We have enjoyed working with six different pairs of Senior Missionaries while we have been working at the Maryland State Archives and we are about to have another change this coming week. It is amazing how dedicated and persistent these older couples have been. Each individual has had challenges but despite personal losses of family members, illnesses, aches, and pains, they keep working day after day.

One thing I can say for sure, the experience of being here is nothing at all like I worried about or expected. Because of my involvement in genealogy, being here in Annapolis has been more of a continuation of my previous involvement than a complete change. We have spent a great deal of our time helping the local members and other missionaries and even people outside of the mission across the world with finding their ancestors for Temple work. We have also managed to have some involvement with the local genealogical societies. I still have a number of webinars and classes to teach before we leave to return home to Provo, Utah.

Surprisingly, time does pass and we are no thinking about the process of returning home to the mountains, which, by the way, seem to be burning up right now. The process of moving across the country does not get any easier from an apartment than it does from your home. We are still fighting with the U.S. Post Office. In fact, we got a junk mail letter sent to the apartment we never lived in that was addressed to my mother who has been dead for ten years. Figure that out.

If you have ever thought about going on a full-time Senior Mission, take the thought seriously. It is a marvelous opportunity. I can assure you that your family will survive your leaving them and you will have some wonderful, but perhaps difficult, experiences.

During my time here, I have been in contact with some friends from Mesa, Arizona who are serving a Temple Mission in Mexico. They have been having a dramatically different time than we have had. Our work here is more routine since we work eight hours a day, five days a week. They have a more "people-oriented" mission while ours is directed at our work of digitizing documents.

On our free days, mainly Saturdays, we have had a lot of opportunities to explore the Washington, D.C. museums and other attractions. For genealogists, we got to visit the National Archives and have in-depth visits to the Library of Congress. We have learned how to drive and ride the Metro here in Maryland and D.C. and had a lot of very interesting experiences. We have had several visits from our children and their families and many other great experiences.

All in all, it has been worth the time and the effort. 

Wednesday, September 19, 2018

Improved Ordinance Finding App on
Automated finding and document searching aids are a boon to genealogists who are actively searching for opportunities to take family names to the temples. But these suggested connections still rely on the accuracy of the information already in the Family Tree. This recent announcement by FamilySearch indicates that they are getting the message about the need to improve the accuracy of these automated suggestions. I strongly suggest reading the entire blog post linked above so that you can understand what is available. 

If you have a huge number of ancestors on the Family Tree like I do, you may wish to spend some time verifying the information for any of the suggested opportunities. Here is an example of one of my suggested opportunities recently.

Here is the reality of that entry.

You can see that there is a lot more to the story than just showing a pretty icon. 
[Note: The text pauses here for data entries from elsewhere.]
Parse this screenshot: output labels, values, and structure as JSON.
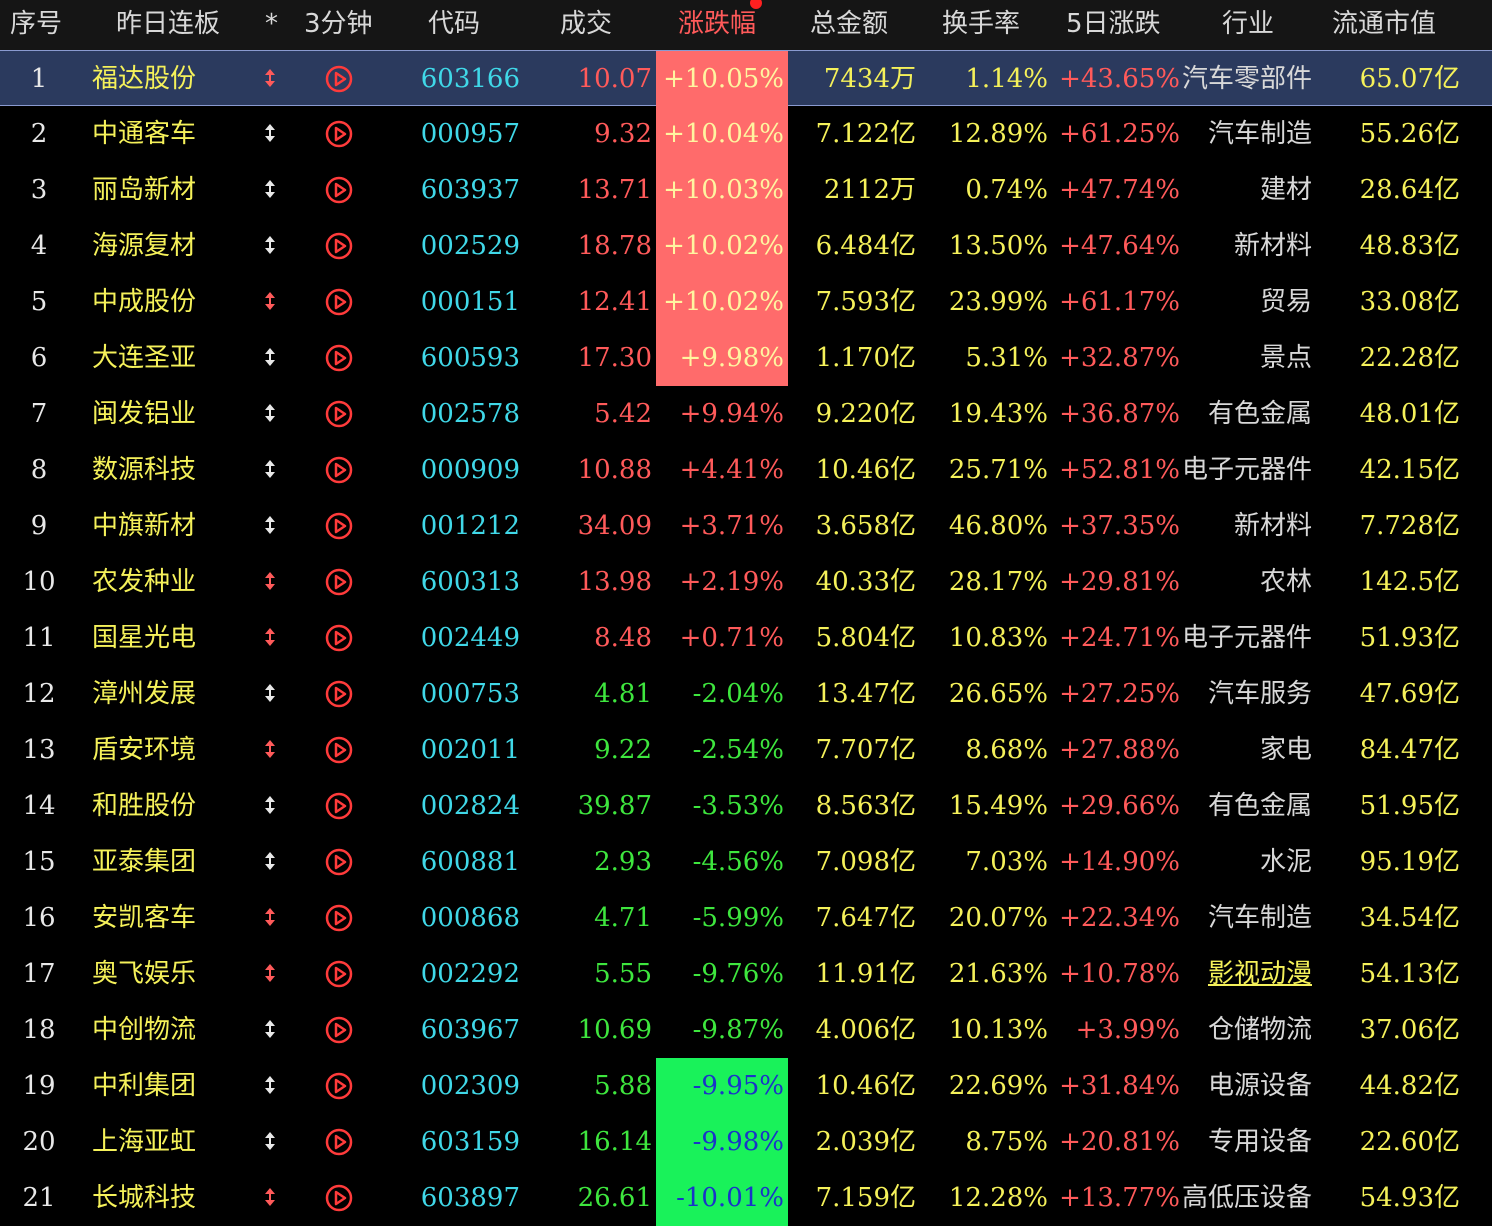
{
  "header": {
    "cols": [
      "序号",
      "昨日连板",
      "*",
      "3分钟",
      "代码",
      "成交",
      "涨跌幅",
      "总金额",
      "换手率",
      "5日涨跌",
      "行业",
      "流通市值"
    ],
    "sort_col_color": "#ff5a5a"
  },
  "rows": [
    {
      "idx": "1",
      "name": "福达股份",
      "star": "red",
      "code": "603166",
      "price": "10.07",
      "chg": "+10.05%",
      "amt": "7434万",
      "turn": "1.14%",
      "d5": "+43.65%",
      "ind": "汽车零部件",
      "mcap": "65.07亿",
      "selected": true
    },
    {
      "idx": "2",
      "name": "中通客车",
      "star": "white",
      "code": "000957",
      "price": "9.32",
      "chg": "+10.04%",
      "amt": "7.122亿",
      "turn": "12.89%",
      "d5": "+61.25%",
      "ind": "汽车制造",
      "mcap": "55.26亿"
    },
    {
      "idx": "3",
      "name": "丽岛新材",
      "star": "white",
      "code": "603937",
      "price": "13.71",
      "chg": "+10.03%",
      "amt": "2112万",
      "turn": "0.74%",
      "d5": "+47.74%",
      "ind": "建材",
      "mcap": "28.64亿"
    },
    {
      "idx": "4",
      "name": "海源复材",
      "star": "white",
      "code": "002529",
      "price": "18.78",
      "chg": "+10.02%",
      "amt": "6.484亿",
      "turn": "13.50%",
      "d5": "+47.64%",
      "ind": "新材料",
      "mcap": "48.83亿"
    },
    {
      "idx": "5",
      "name": "中成股份",
      "star": "red",
      "code": "000151",
      "price": "12.41",
      "chg": "+10.02%",
      "amt": "7.593亿",
      "turn": "23.99%",
      "d5": "+61.17%",
      "ind": "贸易",
      "mcap": "33.08亿"
    },
    {
      "idx": "6",
      "name": "大连圣亚",
      "star": "white",
      "code": "600593",
      "price": "17.30",
      "chg": "+9.98%",
      "amt": "1.170亿",
      "turn": "5.31%",
      "d5": "+32.87%",
      "ind": "景点",
      "mcap": "22.28亿"
    },
    {
      "idx": "7",
      "name": "闽发铝业",
      "star": "white",
      "code": "002578",
      "price": "5.42",
      "chg": "+9.94%",
      "amt": "9.220亿",
      "turn": "19.43%",
      "d5": "+36.87%",
      "ind": "有色金属",
      "mcap": "48.01亿"
    },
    {
      "idx": "8",
      "name": "数源科技",
      "star": "white",
      "code": "000909",
      "price": "10.88",
      "chg": "+4.41%",
      "amt": "10.46亿",
      "turn": "25.71%",
      "d5": "+52.81%",
      "ind": "电子元器件",
      "mcap": "42.15亿"
    },
    {
      "idx": "9",
      "name": "中旗新材",
      "star": "white",
      "code": "001212",
      "price": "34.09",
      "chg": "+3.71%",
      "amt": "3.658亿",
      "turn": "46.80%",
      "d5": "+37.35%",
      "ind": "新材料",
      "mcap": "7.728亿"
    },
    {
      "idx": "10",
      "name": "农发种业",
      "star": "red",
      "code": "600313",
      "price": "13.98",
      "chg": "+2.19%",
      "amt": "40.33亿",
      "turn": "28.17%",
      "d5": "+29.81%",
      "ind": "农林",
      "mcap": "142.5亿"
    },
    {
      "idx": "11",
      "name": "国星光电",
      "star": "red",
      "code": "002449",
      "price": "8.48",
      "chg": "+0.71%",
      "amt": "5.804亿",
      "turn": "10.83%",
      "d5": "+24.71%",
      "ind": "电子元器件",
      "mcap": "51.93亿"
    },
    {
      "idx": "12",
      "name": "漳州发展",
      "star": "white",
      "code": "000753",
      "price": "4.81",
      "chg": "-2.04%",
      "amt": "13.47亿",
      "turn": "26.65%",
      "d5": "+27.25%",
      "ind": "汽车服务",
      "mcap": "47.69亿"
    },
    {
      "idx": "13",
      "name": "盾安环境",
      "star": "red",
      "code": "002011",
      "price": "9.22",
      "chg": "-2.54%",
      "amt": "7.707亿",
      "turn": "8.68%",
      "d5": "+27.88%",
      "ind": "家电",
      "mcap": "84.47亿"
    },
    {
      "idx": "14",
      "name": "和胜股份",
      "star": "white",
      "code": "002824",
      "price": "39.87",
      "chg": "-3.53%",
      "amt": "8.563亿",
      "turn": "15.49%",
      "d5": "+29.66%",
      "ind": "有色金属",
      "mcap": "51.95亿"
    },
    {
      "idx": "15",
      "name": "亚泰集团",
      "star": "white",
      "code": "600881",
      "price": "2.93",
      "chg": "-4.56%",
      "amt": "7.098亿",
      "turn": "7.03%",
      "d5": "+14.90%",
      "ind": "水泥",
      "mcap": "95.19亿"
    },
    {
      "idx": "16",
      "name": "安凯客车",
      "star": "red",
      "code": "000868",
      "price": "4.71",
      "chg": "-5.99%",
      "amt": "7.647亿",
      "turn": "20.07%",
      "d5": "+22.34%",
      "ind": "汽车制造",
      "mcap": "34.54亿"
    },
    {
      "idx": "17",
      "name": "奥飞娱乐",
      "star": "red",
      "code": "002292",
      "price": "5.55",
      "chg": "-9.76%",
      "amt": "11.91亿",
      "turn": "21.63%",
      "d5": "+10.78%",
      "ind": "影视动漫",
      "mcap": "54.13亿",
      "ind_link": true
    },
    {
      "idx": "18",
      "name": "中创物流",
      "star": "white",
      "code": "603967",
      "price": "10.69",
      "chg": "-9.87%",
      "amt": "4.006亿",
      "turn": "10.13%",
      "d5": "+3.99%",
      "ind": "仓储物流",
      "mcap": "37.06亿"
    },
    {
      "idx": "19",
      "name": "中利集团",
      "star": "white",
      "code": "002309",
      "price": "5.88",
      "chg": "-9.95%",
      "amt": "10.46亿",
      "turn": "22.69%",
      "d5": "+31.84%",
      "ind": "电源设备",
      "mcap": "44.82亿"
    },
    {
      "idx": "20",
      "name": "上海亚虹",
      "star": "white",
      "code": "603159",
      "price": "16.14",
      "chg": "-9.98%",
      "amt": "2.039亿",
      "turn": "8.75%",
      "d5": "+20.81%",
      "ind": "专用设备",
      "mcap": "22.60亿"
    },
    {
      "idx": "21",
      "name": "长城科技",
      "star": "red",
      "code": "603897",
      "price": "26.61",
      "chg": "-10.01%",
      "amt": "7.159亿",
      "turn": "12.28%",
      "d5": "+13.77%",
      "ind": "高低压设备",
      "mcap": "54.93亿"
    }
  ],
  "colors": {
    "up": "#ff5a5a",
    "down": "#3ee63e",
    "name": "#f5f15a",
    "code": "#40d8e8",
    "limit_up_bg": "#ff6b6b",
    "limit_down_bg": "#19f25a"
  }
}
Sunday, September 16, 2018

Still waiting for the Golden Years: Computers and Technology

There are certain rites of passage to getting old. One of the first thresholds is signing up for an AARP membership. When you do, you start getting their monthly magazine. I am sure you are in the category of those people who throw away the magazine as soon as it comes in. However, as a long-time compulsive reader, I got through every issue. What catches my attention are the ads aimed at the lowest common denominator of profiled old people. By the way, almost all the people used in the ads are not old by anyone's standard. I know old when I see it.

Anyway, back to the AARP Magazine. There is always a full-page ad for a "Senior Computer." The taglines are that these touchscreen computers are "easy to use and simple" and that they are "foolproof." They come with a bunch of generic or at least unidentified software already installed. They also come with a large print manual.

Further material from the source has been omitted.